Personal information
- Full name: Trent Ormond-Allen
- Born: 11 June 1976 (age 50)
- Original team: Port Adelaide (SANFL)
- Draft: 10th, 1993 AFL draft
- Height: 180 cm (5 ft 11 in)
- Weight: 82 kg (181 lb)

Playing career^{1}
- Years: Club / Games (Goals)
- 1994–1996: Melbourne / 08 0(1)
- 1997–1999: Adelaide / 42 0(2)
- 1997–2001: Port Adelaide (SANFL) / 44 (27)
- Total:  / 94 (30)
- ^{1} Playing statistics correct to the end of 1999.

= Trent Ormond-Allen =

Australian rules footballer

Trent Ormond-Allen (born 11 June 1976) is a former Australian rules footballer who played with Melbourne and Adelaide in the Australian Football League (AFL) during the 1990s.

Melbourne secured Ormond-Allen with the tenth pick of the 1993 AFL draft, from South Australian National Football League (SANFL) club Port Adelaide.
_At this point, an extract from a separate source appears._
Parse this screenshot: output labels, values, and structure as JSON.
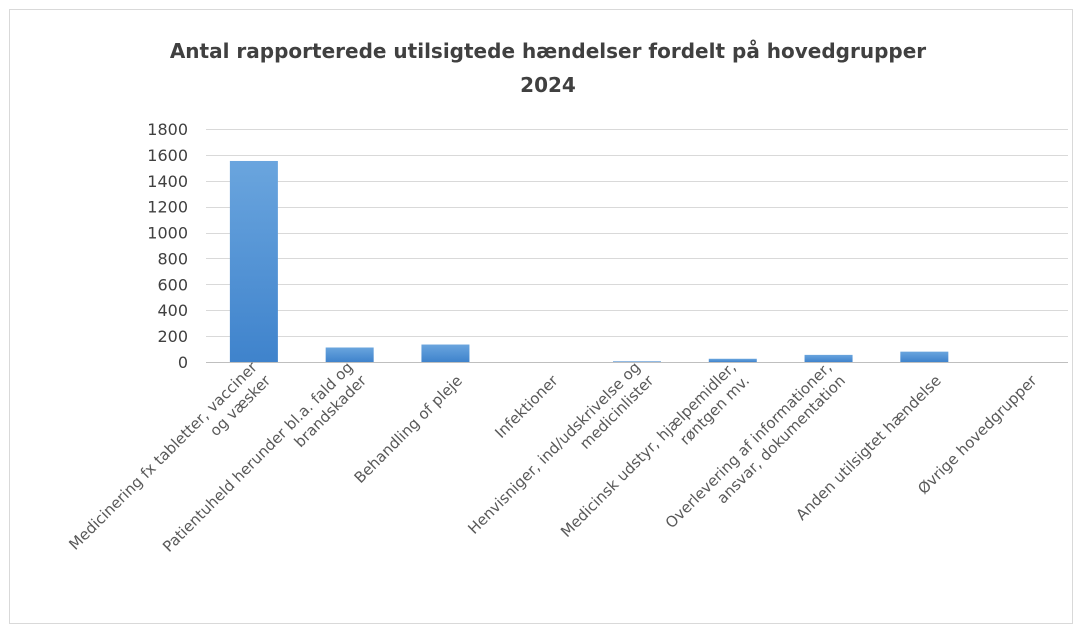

A half-back, he broke into the seniors just once in 1995 and after playing just seven further games in 1996 was traded to Adelaide for pick 83 in the draft, Ashley Gehling.

Ormond-Allen played 18 AFL games in 1997, including a semifinal and preliminary final but missed the Grand Final due to glandular fever. Adelaide made another grand final in 1998 and Ormond-Allen, despite making 15 appearances in the home and away season, once again missed out on selection. He was de-listed at the end of 2000, after not playing a senior game all season.

Trent was aligned to the Port Adelaide Magpies in the SANFL when not playing AFL and won an SANFL premiership with Port Adelaide in 1998.